Ascending Wedge Pattern
The ascending wedge pattern (more often referred to as the rising wedge pattern) trading strategy refers to a rather bearish trading phase where the trade in question is likely headed in a downward direction. Herein you have wedges that slope upwards with an impending downward spiral going forward.
This pattern is best understood when looked at with the help of two straight lines along both sides of the trading chart as seen below – you will clearly note both to be moving in an upwardly direction while converging at the top. This is because while the bearish phase starts out rather wide at the bottom, the trading range narrows at the top with upward movement in prices.
Rising Wedge Pattern
It is clearly apparent in the above chart that after the preceding bullish trend, there is an ascending wedge pattern formation indicative of a bearish phase.
There are distinct characteristics indicative of the presence (or subsequent emergence) of an ascending wedge pattern. Keeping these characteristics in mind will help you identify them (or forecast them) as the case may be.

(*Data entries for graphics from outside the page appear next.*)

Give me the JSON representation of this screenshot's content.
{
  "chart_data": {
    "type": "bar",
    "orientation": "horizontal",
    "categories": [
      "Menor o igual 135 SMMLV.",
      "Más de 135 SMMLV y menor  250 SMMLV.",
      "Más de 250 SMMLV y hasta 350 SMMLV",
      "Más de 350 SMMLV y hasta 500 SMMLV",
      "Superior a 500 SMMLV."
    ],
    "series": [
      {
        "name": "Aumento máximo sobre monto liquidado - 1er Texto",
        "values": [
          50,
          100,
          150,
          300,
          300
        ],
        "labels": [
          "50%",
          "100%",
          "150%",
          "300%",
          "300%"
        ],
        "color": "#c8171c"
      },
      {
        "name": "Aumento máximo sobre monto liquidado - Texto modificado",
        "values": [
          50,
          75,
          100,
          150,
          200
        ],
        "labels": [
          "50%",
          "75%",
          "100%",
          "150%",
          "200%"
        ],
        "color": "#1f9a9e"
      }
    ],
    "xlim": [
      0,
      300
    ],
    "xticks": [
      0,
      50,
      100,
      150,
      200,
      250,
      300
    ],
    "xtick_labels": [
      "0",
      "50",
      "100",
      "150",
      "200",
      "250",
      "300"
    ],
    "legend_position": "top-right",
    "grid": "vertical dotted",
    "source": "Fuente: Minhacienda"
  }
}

Firstly, it has been noted that there is a clear trend at play prior to the reversal with the actual rising wedge typically taking shape over a 3 – 6 month period.
Then the upper resistance line has been observed to take two reaction highs to take shape while the lower support line has also been noted to involve at least two reaction lows.
With impending maturity of the two resistance and support lines, there is convergence noted in the pattern – as can be seen in the above chart. The lines first start out wider and gradually converge towards one another.
Further, while the fact that this pattern is indicative of a bearish phase has already been asserted, the actual bearish phase only comes to the fore when the support line is emphatically broken. Therefore as a savvy investor, if you are on the lookout for a bearish phase, you might want to wait it out till the support line is broken with complete conviction.
Making the most of the ascending wedge pattern
Capitalizing on the ascending wedge pattern mandates selling at prices where buyers lose momentum; already persistent upward movement in prices implies that there is no further scope for increase in prices. That is where sellers come to the fore bringing down prices rather dramatically.
As a savvy trader you can make the most of the situation to sell your trades and cash in on the rise in prices. Short sales under such circumstances are best made where the bottom of the wedge breaks. Concurrently, this is in conjunction to where you will be placing your stop loss – at the top of the rising wedge. See the chart below for a very good perspective on this
Ascending Wedge Pattern
As you can see, the point showcased in the chart as “Target” is where you need to try and make your sale to cash in.
As a cautionary note, keep in mind trade volumes as indicators of a breakout in the pattern. Essentially, this is most likely to happen when there are high volumes with intense trading sessions. Under such circumstances, it is quite possible that there will be an eventual break from the ascending wedge pattern.
The rising wedge pattern is indicative of an ideal selling scenario, either subsequent to an uptrend or when there is an active downtrend already taking place.
The decision to sell and cash out is best placed when the price on the bottom wedge falls below it or when there is stubborn resistance in price whereby it does not go any further below the trend line.